Partnerschaft mit Familienfrauen aus Ruanda
Durch die Vermittlung von Bischof Thadee Ntihinyurwa, damals Bischof von Cyangugu, kam 1986 eine Partnerschaft zwischen den Frauen einer Familiengruppe, der A.G.I. - Agisiyo Gatolika Y'Ingo - Action Catholique des Familles - aus Cyangugu (Ruanda) und dem Diözesanverband Speyer zustande. Briefe und Fotos wurden ausgetauscht. Der Diözesanverband Speyer versuchte, durch finanzielle Hilfe ein gemeinsames landwirtschaftliches Projekt der Partnerinnen auf den Weg zu bringen. In diesem armen Land ist die Grundversorgung der Bevölkerung auf die kleinbäuerliche Landwirtschaft, in der vor allem die Frauen arbeiten, dringend angewiesen. So setzte man große Hoffnung auf ein Ziegenzucht-Programm. Die Partnerschaft wurde von Abbé Ndorimana gestützt und mit Briefen begleitet. Abbé Ndorimana weilte von Herbst 1989 bis Ende 1993 zu Studienzwecken in Rom. Im Oktober 1991 kam er nach Speyer, um sich mit einer Gruppe des KDFB zu treffen, auch, um die zeitweilig ins Stocken geratene Partnerschaft wieder zu beleben. Das Band wurde erneut durch den fürchterlichen Bürgerkrieg 1994 in Ruanda zerschnitten. Im September 2000 war Abbé Aphrodise Kaberuka zu Gast in Speyer, um über das Leben der Menschen in Ruanda, insbesondere der Frauen, zu berichten.

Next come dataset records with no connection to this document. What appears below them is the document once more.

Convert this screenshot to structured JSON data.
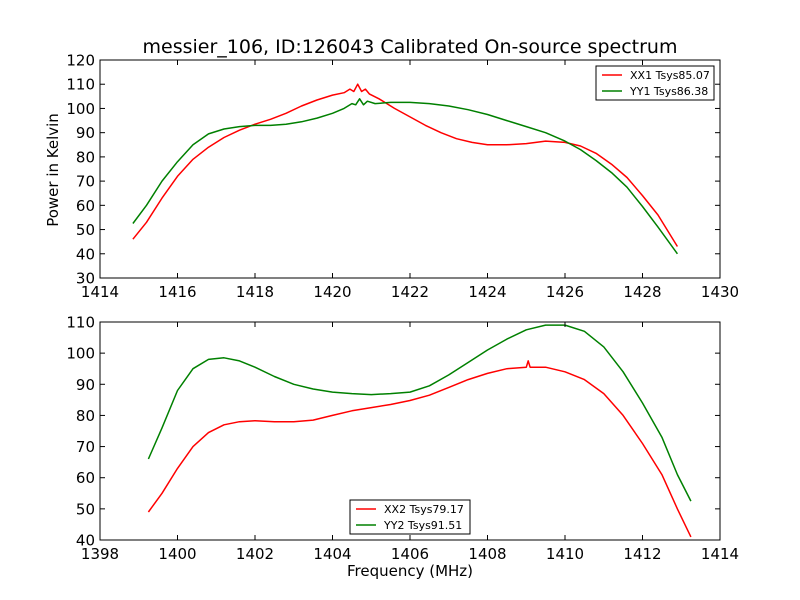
{
  "figure": {
    "title": "messier_106, ID:126043 Calibrated On-source spectrum",
    "ylabel": "Power in Kelvin",
    "xlabel": "Frequency (MHz)"
  },
  "chart_data": [
    {
      "type": "line",
      "title": "messier_106, ID:126043 Calibrated On-source spectrum",
      "xlabel": "",
      "ylabel": "Power in Kelvin",
      "xlim": [
        1414,
        1430
      ],
      "ylim": [
        30,
        120
      ],
      "xticks": [
        1414,
        1416,
        1418,
        1420,
        1422,
        1424,
        1426,
        1428,
        1430
      ],
      "yticks": [
        30,
        40,
        50,
        60,
        70,
        80,
        90,
        100,
        110,
        120
      ],
      "grid": false,
      "legend_position": "top-right",
      "series": [
        {
          "name": "XX1 Tsys85.07",
          "color": "#ff0000",
          "points": [
            [
              1414.85,
              46
            ],
            [
              1415.2,
              53
            ],
            [
              1415.6,
              63
            ],
            [
              1416.0,
              72
            ],
            [
              1416.4,
              79
            ],
            [
              1416.8,
              84
            ],
            [
              1417.2,
              88
            ],
            [
              1417.6,
              91
            ],
            [
              1418.0,
              93.5
            ],
            [
              1418.4,
              95.5
            ],
            [
              1418.8,
              98
            ],
            [
              1419.2,
              101
            ],
            [
              1419.6,
              103.5
            ],
            [
              1420.0,
              105.5
            ],
            [
              1420.3,
              106.5
            ],
            [
              1420.45,
              108
            ],
            [
              1420.55,
              107
            ],
            [
              1420.65,
              110
            ],
            [
              1420.75,
              107
            ],
            [
              1420.85,
              108
            ],
            [
              1420.95,
              106
            ],
            [
              1421.2,
              104
            ],
            [
              1421.6,
              100
            ],
            [
              1422.0,
              96.5
            ],
            [
              1422.4,
              93
            ],
            [
              1422.8,
              90
            ],
            [
              1423.2,
              87.5
            ],
            [
              1423.6,
              86
            ],
            [
              1424.0,
              85
            ],
            [
              1424.5,
              85
            ],
            [
              1425.0,
              85.5
            ],
            [
              1425.5,
              86.5
            ],
            [
              1426.0,
              86
            ],
            [
              1426.4,
              84.5
            ],
            [
              1426.8,
              81.5
            ],
            [
              1427.2,
              77
            ],
            [
              1427.6,
              71.5
            ],
            [
              1428.0,
              64
            ],
            [
              1428.4,
              56
            ],
            [
              1428.9,
              43
            ]
          ]
        },
        {
          "name": "YY1 Tsys86.38",
          "color": "#008000",
          "points": [
            [
              1414.85,
              52.5
            ],
            [
              1415.2,
              60
            ],
            [
              1415.6,
              70
            ],
            [
              1416.0,
              78
            ],
            [
              1416.4,
              85
            ],
            [
              1416.8,
              89.5
            ],
            [
              1417.2,
              91.5
            ],
            [
              1417.6,
              92.5
            ],
            [
              1418.0,
              93
            ],
            [
              1418.4,
              93
            ],
            [
              1418.8,
              93.5
            ],
            [
              1419.2,
              94.5
            ],
            [
              1419.6,
              96
            ],
            [
              1420.0,
              98
            ],
            [
              1420.3,
              100
            ],
            [
              1420.5,
              102
            ],
            [
              1420.6,
              101.5
            ],
            [
              1420.7,
              104
            ],
            [
              1420.8,
              101.5
            ],
            [
              1420.9,
              103
            ],
            [
              1421.1,
              102
            ],
            [
              1421.5,
              102.5
            ],
            [
              1422.0,
              102.5
            ],
            [
              1422.5,
              102
            ],
            [
              1423.0,
              101
            ],
            [
              1423.5,
              99.5
            ],
            [
              1424.0,
              97.5
            ],
            [
              1424.5,
              95
            ],
            [
              1425.0,
              92.5
            ],
            [
              1425.5,
              90
            ],
            [
              1426.0,
              86.5
            ],
            [
              1426.4,
              83
            ],
            [
              1426.8,
              78.5
            ],
            [
              1427.2,
              73.5
            ],
            [
              1427.6,
              67.5
            ],
            [
              1428.0,
              59.5
            ],
            [
              1428.4,
              51
            ],
            [
              1428.9,
              40
            ]
          ]
        }
      ]
    },
    {
      "type": "line",
      "title": "",
      "xlabel": "Frequency (MHz)",
      "ylabel": "",
      "xlim": [
        1398,
        1414
      ],
      "ylim": [
        40,
        110
      ],
      "xticks": [
        1398,
        1400,
        1402,
        1404,
        1406,
        1408,
        1410,
        1412,
        1414
      ],
      "yticks": [
        40,
        50,
        60,
        70,
        80,
        90,
        100,
        110
      ],
      "grid": false,
      "legend_position": "bottom-center",
      "series": [
        {
          "name": "XX2 Tsys79.17",
          "color": "#ff0000",
          "points": [
            [
              1399.25,
              49
            ],
            [
              1399.6,
              55
            ],
            [
              1400.0,
              63
            ],
            [
              1400.4,
              70
            ],
            [
              1400.8,
              74.5
            ],
            [
              1401.2,
              77
            ],
            [
              1401.6,
              78
            ],
            [
              1402.0,
              78.3
            ],
            [
              1402.5,
              78
            ],
            [
              1403.0,
              78
            ],
            [
              1403.5,
              78.5
            ],
            [
              1404.0,
              80
            ],
            [
              1404.5,
              81.5
            ],
            [
              1405.0,
              82.5
            ],
            [
              1405.5,
              83.5
            ],
            [
              1406.0,
              84.8
            ],
            [
              1406.5,
              86.5
            ],
            [
              1407.0,
              89
            ],
            [
              1407.5,
              91.5
            ],
            [
              1408.0,
              93.5
            ],
            [
              1408.5,
              95
            ],
            [
              1409.0,
              95.5
            ],
            [
              1409.05,
              97.5
            ],
            [
              1409.1,
              95.5
            ],
            [
              1409.5,
              95.5
            ],
            [
              1410.0,
              94
            ],
            [
              1410.5,
              91.5
            ],
            [
              1411.0,
              87
            ],
            [
              1411.5,
              80
            ],
            [
              1412.0,
              71
            ],
            [
              1412.5,
              61
            ],
            [
              1412.9,
              50
            ],
            [
              1413.25,
              41
            ]
          ]
        },
        {
          "name": "YY2 Tsys91.51",
          "color": "#008000",
          "points": [
            [
              1399.25,
              66
            ],
            [
              1399.6,
              76
            ],
            [
              1400.0,
              88
            ],
            [
              1400.4,
              95
            ],
            [
              1400.8,
              98
            ],
            [
              1401.2,
              98.5
            ],
            [
              1401.6,
              97.5
            ],
            [
              1402.0,
              95.5
            ],
            [
              1402.5,
              92.5
            ],
            [
              1403.0,
              90
            ],
            [
              1403.5,
              88.5
            ],
            [
              1404.0,
              87.5
            ],
            [
              1404.5,
              87
            ],
            [
              1405.0,
              86.7
            ],
            [
              1405.5,
              87
            ],
            [
              1406.0,
              87.5
            ],
            [
              1406.5,
              89.5
            ],
            [
              1407.0,
              93
            ],
            [
              1407.5,
              97
            ],
            [
              1408.0,
              101
            ],
            [
              1408.5,
              104.5
            ],
            [
              1409.0,
              107.5
            ],
            [
              1409.5,
              109
            ],
            [
              1410.0,
              109
            ],
            [
              1410.5,
              107
            ],
            [
              1411.0,
              102
            ],
            [
              1411.5,
              94
            ],
            [
              1412.0,
              84
            ],
            [
              1412.5,
              73
            ],
            [
              1412.9,
              61
            ],
            [
              1413.25,
              52.5
            ]
          ]
        }
      ]
    }
  ]
}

Partnerschaft mit Frauen aus Nazareth
Die jüngste Partnerschaft nahm 1994 ihren Anfang, als arabische und jüdische Frauen aus Israel auf Einladung des BDKJ im Bistum Speyer weilten. Repräsentantinnen des Frauenpädagogischen Zentrums "Al Tufula" in Nazareth und des Frauenzentrums "Isha I'lsha" in Haifa lernten deutsche Frauenprojekte kennen. Ein Jahr später trafen Frauen des KDFB und des BDKJ jüdische und palästinensische Frauen in Israel und in den besetzten Gebieten. Als Gäste in palästinensischen Familien von Nazareth konnten die deutschen Frauen sich besonders gut über die Lage der palästinensischen Bevölkerung und das Projekt "Al Tufula" (arabisch "Kindheit") in Nazareth informieren. Dort wurden seit 1984 Programme zur frühkindlichen Erziehung, eine Erzieherinnenausbildung sowie spezifische Erziehungs- und Kulturprogramme für Frauen entwickelt. Gerade die Palästinenserinnen müssen mit vielen Schwierigkeiten durch die politischen und gesellschaftlichen Veränderungen fertig werden. Dazu leistet das Zentrum wesentliche Hilfe.